A comissão eleitoral independente afegã anunciou na segunda-feira que o candidato Ashraf Ghani lidera a apuração, segundo os primeiros resultados do segundo turno celebrado em 14 de junho, com 56,4% dos votos, contra 43,5% para Abdullah.

Abdullah, que era favorito depois de vencer o primeiro turno com 12 pontos de vantagem sobre Ghani, rejeitou os resultados e alegou fraudes a favor do adversário.

"Sem nenhuma dúvida, somos os vencedores das eleições", disse Abdullah a milhares de simpatizantes em Cabul.

Abdullah se afastou do segundo turno da eleição presidencial de 2009, ao denunciar fraudes a favor do atual presidente, Hamid Karzai. Mas desta vez ele não parece disposto a ceder a vitória ao rival.

"Queremos que o Afeganistão tenha dignidade e unidad nacionale. Não queremos uma guerra civil", afirmou Karzai, ao tentar tranquilizar a comunidade internacional.

O governo dos Estados Unidos, principal respaldo financeiro do fundo de apoio militar do Afeganistão desde 2001, reagiu imediatamente.
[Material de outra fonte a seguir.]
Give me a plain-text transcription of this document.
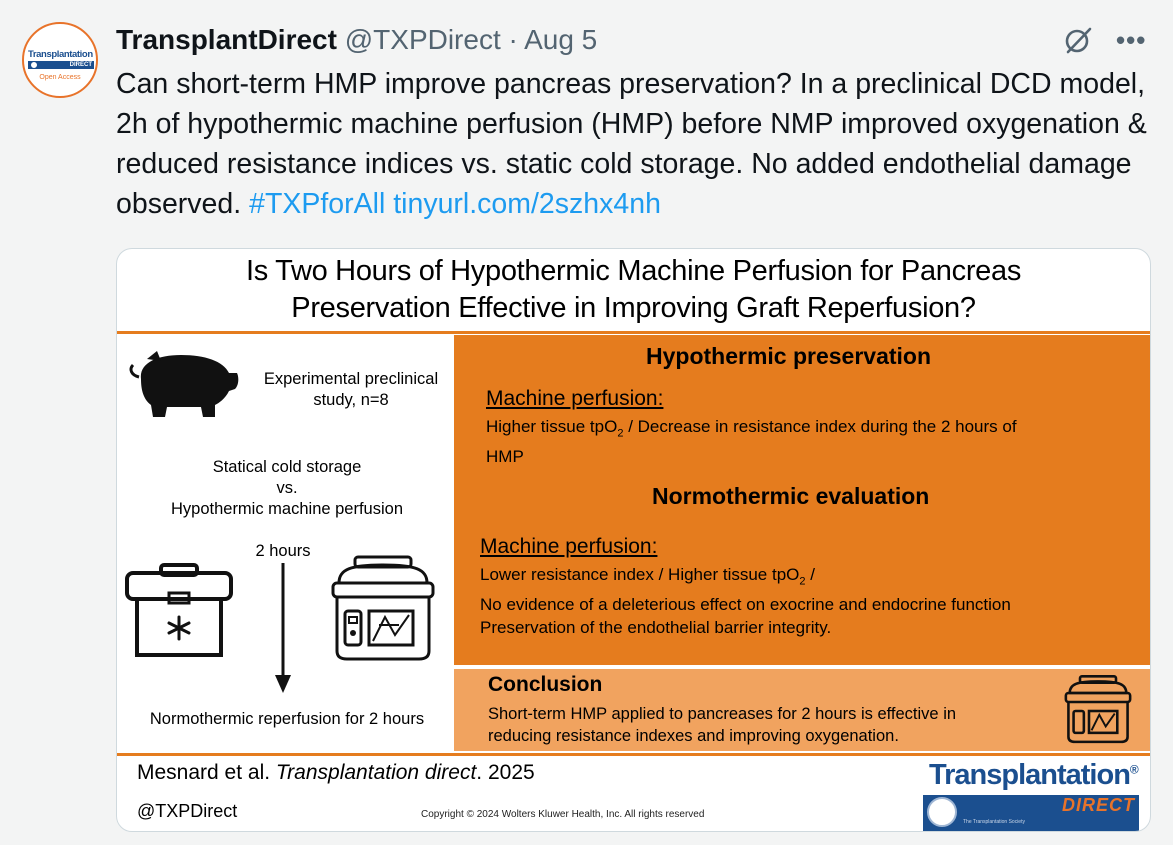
Transplantation
DIRECT
Open Access
TransplantDirect @TXPDirect · Aug 5	•••
Can short-term HMP improve pancreas preservation? In a preclinical DCD model, 2h of hypothermic machine perfusion (HMP) before NMP improved oxygenation & reduced resistance indices vs. static cold storage. No added endothelial damage observed. #TXPforAll tinyurl.com/2szhx4nh
Is Two Hours of Hypothermic Machine Perfusion for Pancreas
Preservation Effective in Improving Graft Reperfusion?
Experimental preclinical
study, n=8
Statical cold storage
vs.
Hypothermic machine perfusion
2 hours
Normothermic reperfusion for 2 hours
Hypothermic preservation
Machine perfusion:
Higher tissue tpO$_2$ / Decrease in resistance index during the 2 hours of
HMP
Normothermic evaluation
Machine perfusion:
Lower resistance index / Higher tissue tpO$_2$ /
No evidence of a deleterious effect on exocrine and endocrine function
Preservation of the endothelial barrier integrity.
Conclusion
Short-term HMP applied to pancreases for 2 hours is effective in
reducing resistance indexes and improving oxygenation.
Mesnard et al. Transplantation direct. 2025
@TXPDirect	Copyright © 2024 Wolters Kluwer Health, Inc. All rights reserved
Transplantation®
DIRECT
The Transplantation Society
"Qualquer ação com o objetivo de tomar o poder por meios ilegais custaria ao Afetganistão o apoio financeiro e de segurança dos Estados Unidos e da comunidade internacional", declarou Kerry.

o chefe da diplomacia americana também pediu calma a todos os dirigentes afegãos para preservar os avanços da última década.

Abdullah não fez nenhuma menção ao tema nesta terça-feira e afirmou que havia conversado tanto com o presidente dos Estados Unidos, Barack Obama, como com John Kerry, que informou sobre uma viagem a Cabul na sexta-feira.

O presidente da comissão eleitoral advertiu que os dados anunciados não são definitivos e que não determinam o vencedor da eleição. O organismo ainda precisa examinar as queixas.

Após o anúncio, a equipe de Abdullah afirmou que a situação era um "golpe de Estado" contra o povo, estimulado pelo organismo electoral.

Os partidários de Abdullah, reunidos nesta terça-feira em um local que recebe a Loya Jirga (assembleia tradicional afegã), acusam o presidente Hamid Karzai de ter manipulado as eleições a favor de Ashraf Ghani.

No último dia 22, a equipe de campanha de Abdullah revelou provas da suposta fraude eleitoral.

A equipe divulgou gravações de áudio que colocava o chefe de secretariado da Comissão Eleitoral, Zia ul-Haq Amarjail, no centro da polêmica eleitoral, ao acusá-lo de ter cometido irregularidades ao transportar as cédulas de voto não utilizadas no segundo turno da eleição de sábado passado.

No entanto, a equipe de campanha se negou a revelar a origem dessas gravações, cuja autenticidade é difícil de verificar de fonte independente.

Estas eleições são muito importantes, depois de mais de 12 anos de presidência de Hamid Karzai, que dirigiu o país desde a queda dos talibãs, em 2001. Soma-se o fato de as tropas da Otan planejarem deixar o Afeganistão até o fim do ano.

Este contexto preocupa a comunidade internacional, principalmente devido ao aumento de tensão entre os partidários dos dois adversários.